C’est seulement en replaçant au centre des préoccupations politiques la défense des « acquis sociaux » que peut se nouer une véritable alliance de tous les exploités et de tous les opprimés qui pourrait imposer des réformes de structure anticapitalistes ouvrant la voie à une transformation, nécessairement progressive, vers quelque chose que l’on pourrait appeler socialisme ou communisme. Le gouvernement Macron nous donne une bonne leçon de « marxisme vieux style ». Ses axes : liquidation du code du travail, liquidation des statuts « protecteurs » et de la fonction publique, liquidation du statut des cheminots, privatisations tous azimuts. Dans cette bataille, la « souffrance animale » et autres gadgets tant appréciés dans certains secteurs de le France Insoumise ne trouve aucune place.

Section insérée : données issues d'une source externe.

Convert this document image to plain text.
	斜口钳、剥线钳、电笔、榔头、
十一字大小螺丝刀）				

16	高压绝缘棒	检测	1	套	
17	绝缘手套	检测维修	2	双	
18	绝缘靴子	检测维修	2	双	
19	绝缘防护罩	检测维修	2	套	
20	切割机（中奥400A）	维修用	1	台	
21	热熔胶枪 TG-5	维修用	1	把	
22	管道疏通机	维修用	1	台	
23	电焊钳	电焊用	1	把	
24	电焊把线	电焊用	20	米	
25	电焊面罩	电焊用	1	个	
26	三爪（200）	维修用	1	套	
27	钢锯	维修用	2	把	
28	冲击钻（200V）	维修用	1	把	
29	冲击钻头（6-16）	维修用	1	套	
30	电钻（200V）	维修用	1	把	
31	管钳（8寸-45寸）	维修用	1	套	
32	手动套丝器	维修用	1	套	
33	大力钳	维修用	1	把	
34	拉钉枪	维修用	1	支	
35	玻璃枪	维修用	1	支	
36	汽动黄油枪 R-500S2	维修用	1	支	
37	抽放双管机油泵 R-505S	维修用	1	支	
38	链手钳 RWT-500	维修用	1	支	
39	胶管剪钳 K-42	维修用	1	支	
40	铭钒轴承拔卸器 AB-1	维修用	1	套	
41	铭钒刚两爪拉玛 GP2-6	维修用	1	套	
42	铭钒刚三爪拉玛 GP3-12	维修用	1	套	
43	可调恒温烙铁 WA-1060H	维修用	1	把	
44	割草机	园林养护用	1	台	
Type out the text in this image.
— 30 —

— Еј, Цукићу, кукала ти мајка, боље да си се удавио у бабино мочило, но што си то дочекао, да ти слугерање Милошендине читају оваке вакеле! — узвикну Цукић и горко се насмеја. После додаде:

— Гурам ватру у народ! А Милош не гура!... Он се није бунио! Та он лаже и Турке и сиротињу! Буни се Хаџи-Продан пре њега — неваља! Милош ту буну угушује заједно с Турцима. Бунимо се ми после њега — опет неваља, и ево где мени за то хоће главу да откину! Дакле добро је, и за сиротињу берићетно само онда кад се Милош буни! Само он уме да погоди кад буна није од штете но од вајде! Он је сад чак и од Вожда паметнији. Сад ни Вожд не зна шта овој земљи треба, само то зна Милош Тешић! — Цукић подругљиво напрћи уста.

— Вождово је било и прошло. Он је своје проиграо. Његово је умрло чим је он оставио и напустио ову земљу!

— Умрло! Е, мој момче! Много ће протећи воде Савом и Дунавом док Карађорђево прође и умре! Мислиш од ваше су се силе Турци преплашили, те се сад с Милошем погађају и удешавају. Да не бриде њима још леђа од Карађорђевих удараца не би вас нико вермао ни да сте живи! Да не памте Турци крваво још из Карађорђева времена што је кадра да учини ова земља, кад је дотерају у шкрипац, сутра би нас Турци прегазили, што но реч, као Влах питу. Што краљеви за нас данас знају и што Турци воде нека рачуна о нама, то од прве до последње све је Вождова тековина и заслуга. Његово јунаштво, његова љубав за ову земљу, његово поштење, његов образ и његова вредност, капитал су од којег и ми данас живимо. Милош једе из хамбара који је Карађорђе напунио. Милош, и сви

Et quand Jean-Luc Mélenchon dit, à juste titre, qu’il faut rompre avec les traités européens, il faut tout simplement se préparer à en tirer les conséquences : rupture avec l’euro et retour aux frontières – pas de « no border » !

Ce n’est pas refaire du prolétariat un « sujet révolutionnaire ». C’est seulement revenir au mouvement réel qui abolit l’ordre existant. La loi qui limite la durée légale du travail et la loi qui institue les conventions collectives ne sont nullement révolutionnaires par elles-mêmes et il n’est pas besoin de discours révolutionnaires pour les défendre. Mais ce sont des lois qui en limitant la concurrence que les ouvriers se font entre eux pour vendre leur force de travail constituent précisément un début d’accomplissement pratique de l’abolition du salariat. Quand on défend les services publics ou la sécurité sociale, on défend le bon vieux principe communiste, « de chacun selon ses capacités, à chacun selon ses besoins ». Quand on entend planifier le développement en fonction des besoins de la population (besoins écologiques autant que besoins en bien durables) on revient à l’idée d’une planification qui permet que les hommes ne soient plus les esclaves de la puissance aveugle de leurs propres échanges. L’alliance populaire et nationale autour de ces axes stratégiques permet à chacun de se positionner et par ce critère du mouvement réel on peut voir du même coup ce qui n’a rien à faire dans un programme politique socialiste ou communiste aujourd’hui.